LeRobot ships with four built-in policy implementations: ACT (Action Chunking with Transformers) for high-frequency bimanual manipulation, Diffusion Policy for complex multi-modal action distributions, TDMPC for model-based reinforcement learning with temporal difference objectives, and VQ-BeT (Vector Quantized Behavior Transformers) for discretized action generation. The format is architecture-agnostic, meaning any custom policy can consume LeRobot datasets by subclassing the base Policy class and implementing the forward() and select_action() methods. The training configuration uses Hydra YAML files, so switching between policies on the same dataset is a single command-line argument change. Community contributors have also added implementations of pi0-style diffusion transformers and CrossFormer architectures.
Videos are stored as MP4 files using H.264 encoding with a configurable Constant Rate Factor (CRF). The default CRF of 20 provides a good balance between quality and file size, reducing storage by 90-95% compared to per-frame PNG or raw uint8 arrays. Each camera has its own directory of episode videos at videos/{camera_name}/episode_{index}.mp4. Frame-level access is handled by the Parquet metadata table, which maps each timestep to a (video_path, frame_index) pair. At training time, LeRobot uses torchvision.io or decord for GPU-accelerated video decoding, reading only the requested frames rather than decoding entire episodes. For datasets with very high frame rates (60+ Hz), you can configure the video encoding to use a different codec or CRF to manage file sizes.
LeRobot v2 introduced several breaking changes that significantly improve the format. The most visible change is the move from a single monolithic Parquet file to episode-partitioned Parquet files, enabling faster loading when working with subsets of episodes. V2 also added a standardized task column for multi-task datasets (each episode maps to a task string like 'pick up the red cube'), a more structured info.json with explicit feature definitions including joint names and dimension labels, and improved video encoding with configurable quality. The conversion path from v1 to v2 is automated via lerobot.scripts.v1_to_v2, which handles the re-partitioning and schema migration. V2 datasets are backward-incompatible with v1 loaders, so Claru delivers exclusively in v2 format.

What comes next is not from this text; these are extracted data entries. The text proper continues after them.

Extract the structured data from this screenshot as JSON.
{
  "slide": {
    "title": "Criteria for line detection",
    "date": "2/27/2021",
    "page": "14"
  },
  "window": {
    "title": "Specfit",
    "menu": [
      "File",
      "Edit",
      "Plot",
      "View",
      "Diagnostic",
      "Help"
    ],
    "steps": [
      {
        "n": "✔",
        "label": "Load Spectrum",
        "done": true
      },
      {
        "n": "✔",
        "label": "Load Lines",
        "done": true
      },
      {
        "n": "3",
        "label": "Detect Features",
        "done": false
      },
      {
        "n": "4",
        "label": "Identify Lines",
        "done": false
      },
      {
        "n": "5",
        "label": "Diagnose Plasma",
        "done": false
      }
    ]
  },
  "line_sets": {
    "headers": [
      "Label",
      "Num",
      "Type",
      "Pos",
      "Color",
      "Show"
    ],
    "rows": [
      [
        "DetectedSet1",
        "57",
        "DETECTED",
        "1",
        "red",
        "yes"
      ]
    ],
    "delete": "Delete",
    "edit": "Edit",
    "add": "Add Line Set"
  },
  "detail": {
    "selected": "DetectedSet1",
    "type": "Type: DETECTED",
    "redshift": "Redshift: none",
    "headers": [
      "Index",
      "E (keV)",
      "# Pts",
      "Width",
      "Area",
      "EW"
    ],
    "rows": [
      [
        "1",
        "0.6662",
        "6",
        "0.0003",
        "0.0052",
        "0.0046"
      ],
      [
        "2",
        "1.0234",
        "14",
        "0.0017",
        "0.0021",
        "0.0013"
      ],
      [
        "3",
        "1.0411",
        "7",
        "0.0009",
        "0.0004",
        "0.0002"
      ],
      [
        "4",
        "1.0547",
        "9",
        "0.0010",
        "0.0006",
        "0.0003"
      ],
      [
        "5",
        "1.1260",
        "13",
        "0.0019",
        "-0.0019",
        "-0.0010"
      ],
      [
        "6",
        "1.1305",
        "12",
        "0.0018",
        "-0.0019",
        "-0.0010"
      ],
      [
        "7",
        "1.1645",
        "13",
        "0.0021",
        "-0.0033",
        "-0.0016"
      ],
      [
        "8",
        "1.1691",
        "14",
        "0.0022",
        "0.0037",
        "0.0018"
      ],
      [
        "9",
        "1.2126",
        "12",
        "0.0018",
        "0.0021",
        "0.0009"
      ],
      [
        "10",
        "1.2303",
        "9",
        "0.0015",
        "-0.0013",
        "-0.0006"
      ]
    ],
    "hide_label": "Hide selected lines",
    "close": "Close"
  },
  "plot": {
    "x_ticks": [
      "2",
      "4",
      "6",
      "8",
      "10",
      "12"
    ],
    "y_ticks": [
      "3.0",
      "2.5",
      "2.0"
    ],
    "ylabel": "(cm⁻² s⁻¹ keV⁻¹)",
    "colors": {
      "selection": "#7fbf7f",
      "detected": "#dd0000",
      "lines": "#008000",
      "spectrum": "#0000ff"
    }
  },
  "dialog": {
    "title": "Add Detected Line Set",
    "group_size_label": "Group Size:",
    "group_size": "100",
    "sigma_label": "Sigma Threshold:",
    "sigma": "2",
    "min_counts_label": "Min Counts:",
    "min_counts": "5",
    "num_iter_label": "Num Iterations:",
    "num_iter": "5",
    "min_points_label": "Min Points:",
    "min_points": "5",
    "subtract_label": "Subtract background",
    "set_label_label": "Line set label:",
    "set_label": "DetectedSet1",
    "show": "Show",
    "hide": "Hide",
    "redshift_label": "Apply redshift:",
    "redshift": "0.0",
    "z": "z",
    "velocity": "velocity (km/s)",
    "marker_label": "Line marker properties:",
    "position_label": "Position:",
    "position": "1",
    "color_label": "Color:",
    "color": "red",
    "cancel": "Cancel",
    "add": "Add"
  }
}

Absolutely. LeRobot format works identically for simulation and real-world data. The framework includes built-in simulation environments (ALOHA Sim via dm_control, PushT via gym) that record directly to LeRobot format for development and debugging. For custom simulators like Isaac Sim, MuJoCo, or PyBullet, you create a LeRobotDataset, render frames from your simulator at each timestep, and call add_frame() with the rendered images and state/action vectors. The key advantage is that policies trained on simulated LeRobot data can be directly evaluated on real-robot LeRobot data with zero format conversion, enabling seamless sim-to-real transfer experiments. The dataset's info.json tracks whether data is from simulation or real-world collection, and Claru can deliver mixed simulation-real datasets for domain adaptation research.